6. The method according to claim 1, wherein the third step comprises causing the peaks of the third stent to be caught by the valleys of the second stent wire in a process of positioning the third stent wire above the second stent wire and then moving down the third stent wire.

7. The method according to claim 1, wherein each number of the peaks and the valleys is a multiple of 3.

8. The method according to claim 1, wherein the first step comprises manufacturing the stent wires by casting.

9. The method according to claim 8, wherein, in each of the stent wires, each thickness of the peaks and the valleys is greater than a thickness of remaining portions.

10. The method according to claim 8, wherein the first step comprises a process of manufacturing the stent wires, each of which has a shape of a planar looped curve, and includes alternating outward and inward protrusions, and a process of bending each of the stent wires so that the outward protrusions are positioned above the inward protrusions, whereby the bent outward protrusions form the peaks, and the bent inward protrusions form the valleys.

11. The method according to claim 1, further comprising a fourth step of connecting the valley and the peak which are disposed at corresponding positions and uncaught by each other.

12. The method according to claim 11, wherein the fourth step comprising binding the valley and the peak using a separate connecting wire.

13. The method according to claim 11, wherein a fastening portion having a through-hole is provided on one of the valley and the peak, which are disposed at corresponding positions and uncaught by each other, and an extension that is insertable into the through-hole is provided on the other one of the valley and the peak, which are disposed at corresponding positions and uncaught by each other, wherein the fourth step comprises connecting the valley and the peak to each other by inserting the extension into the through-hole.

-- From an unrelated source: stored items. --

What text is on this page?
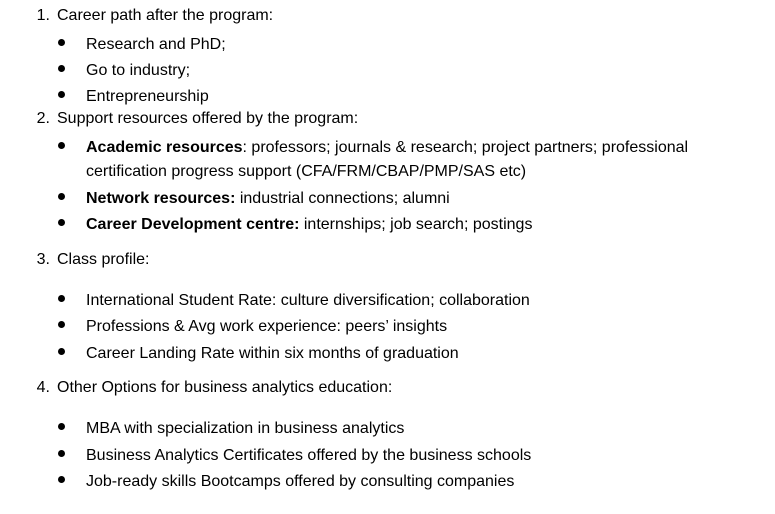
1. Career path after the program:
Research and PhD;
Go to industry;
Entrepreneurship
2. Support resources offered by the program:
Academic resources: professors; journals & research; project partners; professional certification progress support (CFA/FRM/CBAP/PMP/SAS etc)
Network resources: industrial connections; alumni
Career Development centre: internships; job search; postings
3. Class profile:
International Student Rate: culture diversification; collaboration
Professions & Avg work experience: peers’ insights
Career Landing Rate within six months of graduation
4. Other Options for business analytics education:
MBA with specialization in business analytics
Business Analytics Certificates offered by the business schools
Job-ready skills Bootcamps offered by consulting companies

14. The method according to claim 13, wherein the extension is connected to the fastening portion such that the extension is bent after being inserted into the through-hole, a gap being formed in a top-bottom direction in a connecting portion between the extension and the fastening portion.

15. A stent wire comprising peaks and valleys which alternate with each other, each cross-sectional area of the peaks and the valleys being greater than a cross-sectional area of remaining portions.

16. A stent wire comprising peaks and valleys which alternate with each other, wherein a fastening portion having on through-hole is formed in one of each of the valleys and each of the peaks, and an extension which is configured so as to be insertable into the through-hole is formed on the other one of each of the valleys and each of the peaks.

17. The stent wire according to claim 16, wherein the extension is flexible so as to be bent after being inserted into the through-hole.

18. The stent wire according to claim 17, wherein a length of the through-hole in a top-bottom direction is greater than a thickness of the extension.

19. The stent wire according to claim 15, wherein the stent wire is manufactured by casting such that a planar shape thereof forms a looped curve.

20. A method of manufacturing stent wires, comprising: a first step of manufacturing a stent wire which has a shape of a planar looped curve and includes alternating outward and inward protrusions; anda second step of bending the stent wire so that the outward protrusions are positioned above the inward protrusions, whereby the bent outward protrusions form the peaks, and the bent inward protrusions form the valleys.

21. The method according to claim 20, wherein the first step comprises manufacturing the stent wire having the shape of a planar looped curve by casting.

22. The method according to claim 20, wherein the first step comprises forming each cross-sectional area of the outward and inward protrusions to be greater than a cross-sectional area of remaining portions.

23. The method according to claim 20, wherein the first step comprises forming a fastening portion having a through-hole on one of each of the outward protrusions and each of the inward protrusions and an extension on the other one of each of the outward protrusions and each of the inward protrusions, the extension being configured so as to be insertable into the through-hole.